L’Amour D’Adelina Et L’Absence De Testament : Un Homme Généreux Mais Imprévoyant
Cette insouciance financière masquait pourtant un cœur immense. Adelina, son épouse d’origine mongole, en témoigne mieux que personne. Cette chamane sibérienne l’a soutenu jusqu’au dernier souffle, acceptant ses frasques comme ses élans de tendresse.
« Il m’appelait chaque jour », confie-t-elle encore émue. Entre eux, une passion hors du commun qui défiait les conventions. Elle passait ses étés à Mollégès, l’aidait dans ses projets littéraires, supportait ses coups de gueule comme ses moments de doute. Guy Marchand, pourtant séducteur impénitent, semblait avoir trouvé en elle un ancrage définitif.
Cette générosité du cœur tranche cruellement avec son imprévisibilité matérielle. L’homme qui offrait son temps, son écoute, ses fous rires, n’a jamais songé à rédiger un testament. Pas par égoïsme, mais par cette même philosophie du « vivre l’instant » qui gouvernait ses finances.
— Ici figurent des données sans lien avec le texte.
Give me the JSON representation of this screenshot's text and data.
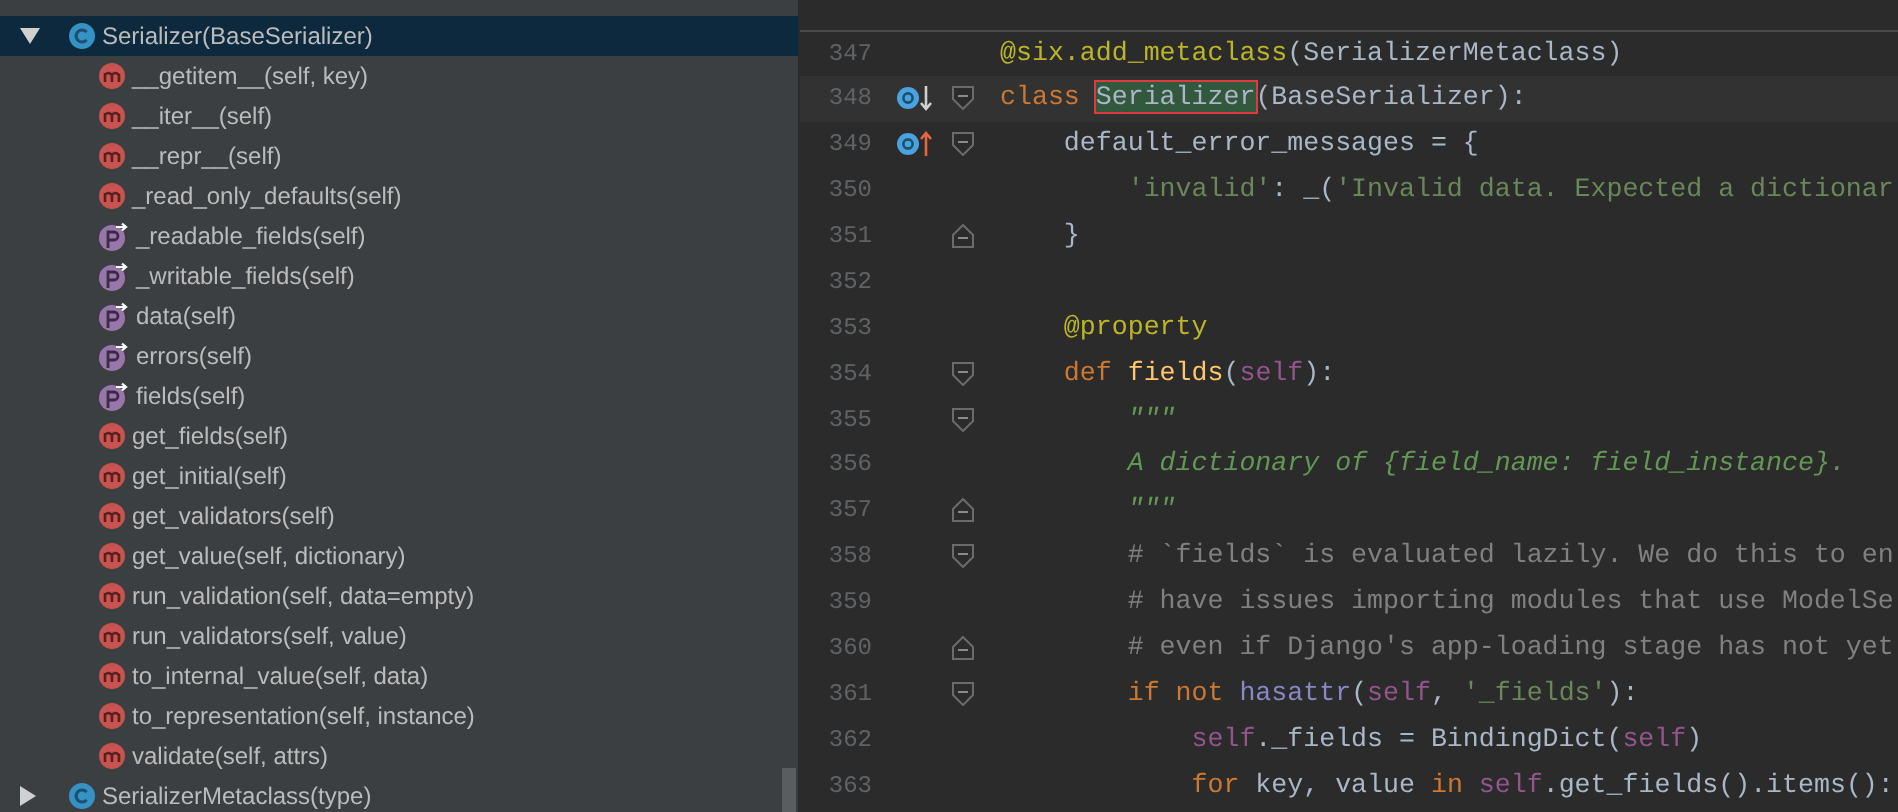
{
  "structure": {
    "items": [
      {
        "kind": "class",
        "label": "Serializer(BaseSerializer)",
        "selected": true,
        "expanded": true,
        "children": [
          {
            "kind": "method",
            "label": "__getitem__(self, key)",
            "selected": false
          },
          {
            "kind": "method",
            "label": "__iter__(self)",
            "selected": false
          },
          {
            "kind": "method",
            "label": "__repr__(self)",
            "selected": false
          },
          {
            "kind": "method",
            "label": "_read_only_defaults(self)",
            "selected": false
          },
          {
            "kind": "property",
            "label": "_readable_fields(self)",
            "selected": false
          },
          {
            "kind": "property",
            "label": "_writable_fields(self)",
            "selected": false
          },
          {
            "kind": "property",
            "label": "data(self)",
            "selected": false
          },
          {
            "kind": "property",
            "label": "errors(self)",
            "selected": false
          },
          {
            "kind": "property",
            "label": "fields(self)",
            "selected": false
          },
          {
            "kind": "method",
            "label": "get_fields(self)",
            "selected": false
          },
          {
            "kind": "method",
            "label": "get_initial(self)",
            "selected": false
          },
          {
            "kind": "method",
            "label": "get_validators(self)",
            "selected": false
          },
          {
            "kind": "method",
            "label": "get_value(self, dictionary)",
            "selected": false
          },
          {
            "kind": "method",
            "label": "run_validation(self, data=empty)",
            "selected": false
          },
          {
            "kind": "method",
            "label": "run_validators(self, value)",
            "selected": false
          },
          {
            "kind": "method",
            "label": "to_internal_value(self, data)",
            "selected": false
          },
          {
            "kind": "method",
            "label": "to_representation(self, instance)",
            "selected": false
          },
          {
            "kind": "method",
            "label": "validate(self, attrs)",
            "selected": false
          }
        ]
      },
      {
        "kind": "class",
        "label": "SerializerMetaclass(type)",
        "selected": false,
        "expanded": false
      }
    ]
  },
  "editor": {
    "lines": [
      {
        "number": "347",
        "fold_start": false,
        "fold_end": false,
        "overridden": false,
        "overrides": false,
        "current": false,
        "tokens": [
          {
            "kind": "decorator",
            "text": "@six.add_metaclass"
          },
          {
            "kind": "plain",
            "text": "(SerializerMetaclass)"
          }
        ]
      },
      {
        "number": "348",
        "fold_start": true,
        "fold_end": false,
        "overridden": true,
        "overrides": false,
        "current": true,
        "tokens": [
          {
            "kind": "keyword",
            "text": "class "
          },
          {
            "kind": "match",
            "text": "Serializer"
          },
          {
            "kind": "plain",
            "text": "(BaseSerializer):"
          }
        ]
      },
      {
        "number": "349",
        "fold_start": true,
        "fold_end": false,
        "overridden": false,
        "overrides": true,
        "current": false,
        "tokens": [
          {
            "kind": "plain",
            "text": "    default_error_messages = {"
          }
        ]
      },
      {
        "number": "350",
        "fold_start": false,
        "fold_end": false,
        "overridden": false,
        "overrides": false,
        "current": false,
        "tokens": [
          {
            "kind": "string",
            "text": "        'invalid'"
          },
          {
            "kind": "plain",
            "text": ": _("
          },
          {
            "kind": "string",
            "text": "'Invalid data. Expected a dictionar"
          }
        ]
      },
      {
        "number": "351",
        "fold_start": false,
        "fold_end": true,
        "overridden": false,
        "overrides": false,
        "current": false,
        "tokens": [
          {
            "kind": "plain",
            "text": "    }"
          }
        ]
      },
      {
        "number": "352",
        "fold_start": false,
        "fold_end": false,
        "overridden": false,
        "overrides": false,
        "current": false
      },
      {
        "number": "353",
        "fold_start": false,
        "fold_end": false,
        "overridden": false,
        "overrides": false,
        "current": false,
        "tokens": [
          {
            "kind": "decorator",
            "text": "    @property"
          }
        ]
      },
      {
        "number": "354",
        "fold_start": true,
        "fold_end": false,
        "overridden": false,
        "overrides": false,
        "current": false,
        "tokens": [
          {
            "kind": "keyword",
            "text": "    def "
          },
          {
            "kind": "function",
            "text": "fields"
          },
          {
            "kind": "plain",
            "text": "("
          },
          {
            "kind": "self",
            "text": "self"
          },
          {
            "kind": "plain",
            "text": "):"
          }
        ]
      },
      {
        "number": "355",
        "fold_start": true,
        "fold_end": false,
        "overridden": false,
        "overrides": false,
        "current": false,
        "tokens": [
          {
            "kind": "docstring",
            "text": "        \"\"\""
          }
        ]
      },
      {
        "number": "356",
        "fold_start": false,
        "fold_end": false,
        "overridden": false,
        "overrides": false,
        "current": false,
        "tokens": [
          {
            "kind": "docstring",
            "text": "        A dictionary of {field_name: field_instance}."
          }
        ]
      },
      {
        "number": "357",
        "fold_start": false,
        "fold_end": true,
        "overridden": false,
        "overrides": false,
        "current": false,
        "tokens": [
          {
            "kind": "docstring",
            "text": "        \"\"\""
          }
        ]
      },
      {
        "number": "358",
        "fold_start": true,
        "fold_end": false,
        "overridden": false,
        "overrides": false,
        "current": false,
        "tokens": [
          {
            "kind": "comment",
            "text": "        # `fields` is evaluated lazily. We do this to en"
          }
        ]
      },
      {
        "number": "359",
        "fold_start": false,
        "fold_end": false,
        "overridden": false,
        "overrides": false,
        "current": false,
        "tokens": [
          {
            "kind": "comment",
            "text": "        # have issues importing modules that use ModelSe"
          }
        ]
      },
      {
        "number": "360",
        "fold_start": false,
        "fold_end": true,
        "overridden": false,
        "overrides": false,
        "current": false,
        "tokens": [
          {
            "kind": "comment",
            "text": "        # even if Django's app-loading stage has not yet"
          }
        ]
      },
      {
        "number": "361",
        "fold_start": true,
        "fold_end": false,
        "overridden": false,
        "overrides": false,
        "current": false,
        "tokens": [
          {
            "kind": "keyword",
            "text": "        if not "
          },
          {
            "kind": "builtin",
            "text": "hasattr"
          },
          {
            "kind": "plain",
            "text": "("
          },
          {
            "kind": "self",
            "text": "self"
          },
          {
            "kind": "plain",
            "text": ", "
          },
          {
            "kind": "string",
            "text": "'_fields'"
          },
          {
            "kind": "plain",
            "text": "):"
          }
        ]
      },
      {
        "number": "362",
        "fold_start": false,
        "fold_end": false,
        "overridden": false,
        "overrides": false,
        "current": false,
        "tokens": [
          {
            "kind": "self",
            "text": "            self"
          },
          {
            "kind": "plain",
            "text": "._fields = BindingDict("
          },
          {
            "kind": "self",
            "text": "self"
          },
          {
            "kind": "plain",
            "text": ")"
          }
        ]
      },
      {
        "number": "363",
        "fold_start": false,
        "fold_end": false,
        "overridden": false,
        "overrides": false,
        "current": false,
        "tokens": [
          {
            "kind": "keyword",
            "text": "            for"
          },
          {
            "kind": "plain",
            "text": " key, value "
          },
          {
            "kind": "keyword",
            "text": "in "
          },
          {
            "kind": "self",
            "text": "self"
          },
          {
            "kind": "plain",
            "text": ".get_fields().items():"
          }
        ]
      }
    ]
  }
}
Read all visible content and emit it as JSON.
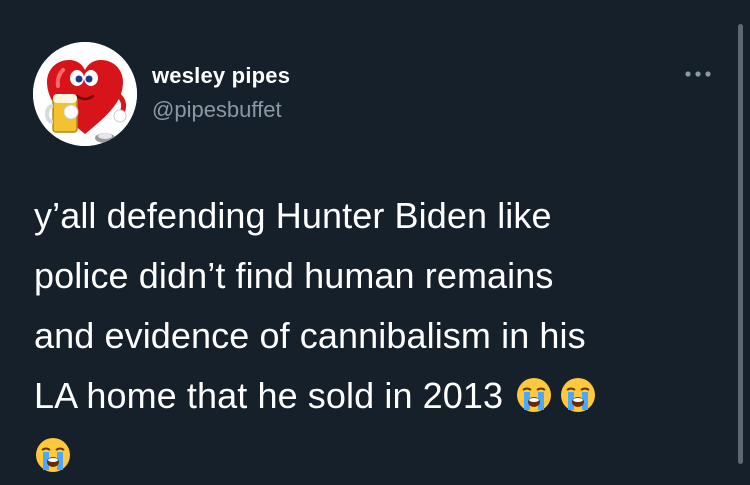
{
  "user": {
    "display_name": "wesley pipes",
    "handle": "@pipesbuffet",
    "avatar_icon": "heart-mascot-with-beer-avatar"
  },
  "menu": {
    "more_icon": "more-horizontal-icon"
  },
  "tweet": {
    "lines": [
      "y’all defending Hunter Biden like",
      "police didn’t find human remains",
      "and evidence of cannibalism in his",
      "LA home that he sold in 2013"
    ],
    "emoji": "loudly-crying-face-emoji"
  },
  "colors": {
    "background": "#15202b",
    "primary_text": "#ffffff",
    "secondary_text": "#8b98a5"
  }
}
Résultat : Ludivine et Jules héritent uniquement de souvenirs, de photos jaunies, d’une vieille clarinette et de quelques polars tapés à la machine. Des trésors sentimentaux qui ne comblent ni le vide laissé ni les difficultés pratiques du deuil.
Guy Marchand aura aimé intensément jusqu’au bout, mais sans jamais anticiper l’après. Une dernière contradiction de cet homme qui privilégiait toujours l’émotion aux papiers officiels.